Les quotidiens parus ce mercredi consacrent de larges commentaires à la position du Conseil supérieur des Oulémas sur l’avortement, les accords de libre échange impliquant le Maroc et les impacts des pluies sur les infrastructures urbaines.Au sujet de la position du Conseil supérieur des Oulémas sur la question de l’avortement, +Aujourd’hui le Maroc+ souligne que « les érudits du Royaume viennent de donner une énième illustration de ce qu’est l’islam marocain modéré, réceptif, ancré dans la société et évolutif avec les mutations qu’elle connaît à travers le temps ».

Selon le journal, ils ont su positionner la femme comme faisant partie intégrante de la société marocaine.

« En affirmant explicitement et sans ambages que l’ljtihad et/ou l’intérêt sont les seuls motifs qui permettent de modifier les dispositions du Code pénal relatives à l’avortement, les oulémas laissent la porte largement entrouverte à un éventuel changement de position de leur part », estime la publication.

Pour sa part, +l’Economiste+ fait savoir que « le ministre marocain de l’Industrie et du Commerce s’est plaint à son homologue turque du mauvais fonctionnement » de l’Accord de libre échange liant les deux pays.

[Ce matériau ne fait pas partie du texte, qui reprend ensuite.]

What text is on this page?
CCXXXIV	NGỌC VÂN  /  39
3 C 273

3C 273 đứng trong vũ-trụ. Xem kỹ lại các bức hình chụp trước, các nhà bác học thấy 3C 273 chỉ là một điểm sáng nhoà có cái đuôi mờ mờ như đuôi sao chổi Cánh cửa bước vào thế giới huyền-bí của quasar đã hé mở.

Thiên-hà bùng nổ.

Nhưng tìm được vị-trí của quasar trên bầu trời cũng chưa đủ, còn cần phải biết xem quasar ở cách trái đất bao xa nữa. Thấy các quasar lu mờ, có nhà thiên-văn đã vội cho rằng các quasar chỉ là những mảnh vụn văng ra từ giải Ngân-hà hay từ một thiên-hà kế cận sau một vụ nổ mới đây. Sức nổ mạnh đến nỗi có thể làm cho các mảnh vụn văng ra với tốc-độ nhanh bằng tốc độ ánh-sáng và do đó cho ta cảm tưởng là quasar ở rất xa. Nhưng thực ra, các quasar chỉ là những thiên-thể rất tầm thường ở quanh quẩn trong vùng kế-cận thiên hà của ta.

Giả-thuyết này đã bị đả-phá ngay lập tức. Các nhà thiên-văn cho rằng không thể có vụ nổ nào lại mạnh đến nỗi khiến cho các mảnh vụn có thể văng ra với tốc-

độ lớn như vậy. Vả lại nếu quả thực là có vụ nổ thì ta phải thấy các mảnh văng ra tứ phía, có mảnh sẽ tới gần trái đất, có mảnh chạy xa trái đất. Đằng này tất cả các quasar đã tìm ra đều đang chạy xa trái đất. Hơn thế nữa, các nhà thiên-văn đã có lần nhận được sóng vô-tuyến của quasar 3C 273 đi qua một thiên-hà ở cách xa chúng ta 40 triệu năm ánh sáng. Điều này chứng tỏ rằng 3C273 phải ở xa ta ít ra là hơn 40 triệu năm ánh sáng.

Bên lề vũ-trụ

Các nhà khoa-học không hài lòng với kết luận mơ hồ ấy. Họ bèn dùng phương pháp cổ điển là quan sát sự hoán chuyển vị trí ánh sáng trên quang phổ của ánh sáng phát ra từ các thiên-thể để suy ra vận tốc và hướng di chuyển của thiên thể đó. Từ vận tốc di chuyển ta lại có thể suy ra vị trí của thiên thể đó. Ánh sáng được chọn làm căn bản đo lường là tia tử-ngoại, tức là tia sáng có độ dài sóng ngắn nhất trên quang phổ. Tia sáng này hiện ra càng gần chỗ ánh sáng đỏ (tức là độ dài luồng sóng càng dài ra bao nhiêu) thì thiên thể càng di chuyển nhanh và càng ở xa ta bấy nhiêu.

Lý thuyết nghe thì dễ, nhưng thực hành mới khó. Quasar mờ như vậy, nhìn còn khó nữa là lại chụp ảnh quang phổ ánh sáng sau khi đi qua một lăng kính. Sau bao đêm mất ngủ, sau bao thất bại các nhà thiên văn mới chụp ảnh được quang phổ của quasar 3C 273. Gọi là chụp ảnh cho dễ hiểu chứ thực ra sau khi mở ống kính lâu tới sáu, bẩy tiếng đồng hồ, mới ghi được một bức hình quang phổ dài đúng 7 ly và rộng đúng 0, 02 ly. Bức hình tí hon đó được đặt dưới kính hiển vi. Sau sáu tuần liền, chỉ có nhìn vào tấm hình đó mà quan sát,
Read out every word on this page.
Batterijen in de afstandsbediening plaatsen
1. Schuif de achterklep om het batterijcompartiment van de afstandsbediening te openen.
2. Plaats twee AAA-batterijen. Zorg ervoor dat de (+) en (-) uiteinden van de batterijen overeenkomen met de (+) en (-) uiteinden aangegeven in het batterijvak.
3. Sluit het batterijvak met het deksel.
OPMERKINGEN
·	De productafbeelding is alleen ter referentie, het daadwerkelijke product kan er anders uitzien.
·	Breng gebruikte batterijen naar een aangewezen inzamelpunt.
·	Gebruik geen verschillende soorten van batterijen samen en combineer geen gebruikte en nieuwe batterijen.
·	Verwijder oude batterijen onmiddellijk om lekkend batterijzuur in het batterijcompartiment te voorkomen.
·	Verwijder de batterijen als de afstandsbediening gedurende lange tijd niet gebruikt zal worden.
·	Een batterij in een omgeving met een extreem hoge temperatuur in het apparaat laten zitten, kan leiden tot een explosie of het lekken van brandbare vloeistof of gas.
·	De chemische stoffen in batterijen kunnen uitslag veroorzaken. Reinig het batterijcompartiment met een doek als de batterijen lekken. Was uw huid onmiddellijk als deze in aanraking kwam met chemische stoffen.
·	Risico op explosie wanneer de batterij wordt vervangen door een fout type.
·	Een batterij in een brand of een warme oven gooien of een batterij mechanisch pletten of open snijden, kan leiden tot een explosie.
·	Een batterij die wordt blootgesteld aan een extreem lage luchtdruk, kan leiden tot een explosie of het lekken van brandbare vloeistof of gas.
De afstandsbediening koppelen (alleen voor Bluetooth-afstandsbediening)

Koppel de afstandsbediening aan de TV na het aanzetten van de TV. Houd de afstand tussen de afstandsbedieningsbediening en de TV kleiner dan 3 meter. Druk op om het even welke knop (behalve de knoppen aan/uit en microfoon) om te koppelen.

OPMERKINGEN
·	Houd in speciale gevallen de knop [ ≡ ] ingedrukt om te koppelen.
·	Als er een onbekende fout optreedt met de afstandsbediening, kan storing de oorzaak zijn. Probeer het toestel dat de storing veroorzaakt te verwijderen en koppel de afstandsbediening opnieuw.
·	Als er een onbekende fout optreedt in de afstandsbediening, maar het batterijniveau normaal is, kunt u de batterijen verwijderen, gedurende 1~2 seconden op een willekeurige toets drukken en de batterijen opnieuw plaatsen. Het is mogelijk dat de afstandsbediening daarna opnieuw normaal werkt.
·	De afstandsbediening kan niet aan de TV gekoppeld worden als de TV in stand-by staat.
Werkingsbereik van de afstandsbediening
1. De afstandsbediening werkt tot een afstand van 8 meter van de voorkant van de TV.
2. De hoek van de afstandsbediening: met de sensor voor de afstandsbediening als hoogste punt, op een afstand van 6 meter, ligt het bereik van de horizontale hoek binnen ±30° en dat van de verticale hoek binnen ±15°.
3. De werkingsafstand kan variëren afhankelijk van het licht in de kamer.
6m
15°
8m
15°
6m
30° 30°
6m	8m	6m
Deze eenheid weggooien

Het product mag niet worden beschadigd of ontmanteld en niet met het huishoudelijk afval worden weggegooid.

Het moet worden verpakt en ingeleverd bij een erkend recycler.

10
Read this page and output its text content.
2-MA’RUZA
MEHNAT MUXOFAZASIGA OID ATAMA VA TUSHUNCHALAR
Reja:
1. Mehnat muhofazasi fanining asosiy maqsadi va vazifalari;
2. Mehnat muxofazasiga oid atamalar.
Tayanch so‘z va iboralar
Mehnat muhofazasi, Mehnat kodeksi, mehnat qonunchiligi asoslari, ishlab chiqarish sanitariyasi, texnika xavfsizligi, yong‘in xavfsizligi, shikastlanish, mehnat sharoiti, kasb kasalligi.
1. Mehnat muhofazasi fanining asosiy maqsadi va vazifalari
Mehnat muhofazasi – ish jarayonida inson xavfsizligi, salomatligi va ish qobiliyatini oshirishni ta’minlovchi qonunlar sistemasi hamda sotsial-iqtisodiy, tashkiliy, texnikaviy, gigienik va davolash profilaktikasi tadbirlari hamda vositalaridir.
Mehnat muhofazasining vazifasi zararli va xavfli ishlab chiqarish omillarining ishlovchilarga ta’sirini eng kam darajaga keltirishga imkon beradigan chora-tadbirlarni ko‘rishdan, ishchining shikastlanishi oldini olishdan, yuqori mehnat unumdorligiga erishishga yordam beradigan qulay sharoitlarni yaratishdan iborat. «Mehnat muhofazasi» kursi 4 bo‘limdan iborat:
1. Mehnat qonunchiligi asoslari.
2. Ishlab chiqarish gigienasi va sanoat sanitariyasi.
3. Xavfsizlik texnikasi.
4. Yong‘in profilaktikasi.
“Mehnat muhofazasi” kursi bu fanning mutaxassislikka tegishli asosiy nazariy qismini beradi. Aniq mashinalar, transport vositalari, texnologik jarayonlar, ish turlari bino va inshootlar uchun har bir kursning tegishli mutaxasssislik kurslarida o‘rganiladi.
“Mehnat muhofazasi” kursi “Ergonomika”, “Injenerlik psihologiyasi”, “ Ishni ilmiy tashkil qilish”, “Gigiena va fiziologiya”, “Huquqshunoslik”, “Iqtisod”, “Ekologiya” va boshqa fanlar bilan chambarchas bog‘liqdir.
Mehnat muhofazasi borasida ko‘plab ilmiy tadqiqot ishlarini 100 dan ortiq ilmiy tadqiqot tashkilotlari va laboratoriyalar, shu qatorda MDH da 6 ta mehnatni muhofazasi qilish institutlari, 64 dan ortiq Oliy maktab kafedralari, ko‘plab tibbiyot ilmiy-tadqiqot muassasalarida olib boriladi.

On ne sait pas si la démarche du ministre va aboutir, note le quotidien, soulignant que le message du ministre « comporte en effet des zones d’ombre et une +invitation+ à équilibrer l’affaire ».

L’article 39.2 permet de se retirer de l’accord, rappelle le journal, faisant remarquer que « tous nos Accord de libre échange (ALE) sont défavorables au Royaume ».

+L’Opinion+ relève que chaque année, il suffit d’une moyenne pluviométrique pour que l’état des chaussées se détériore et que les bouches d’égouts s’obstruent, au détriment des usagers.

Les travaux de voirie relèvent des prérogatives et de la responsabilité des collectivités locales et de leurs élus, rappelle la publication, estimant que ceux-ci devraient avoir pour premier souci de faire en sorte que les voies à l’intérieur du périmètre urbain soient praticables sans désagréments, encore plus sans danger.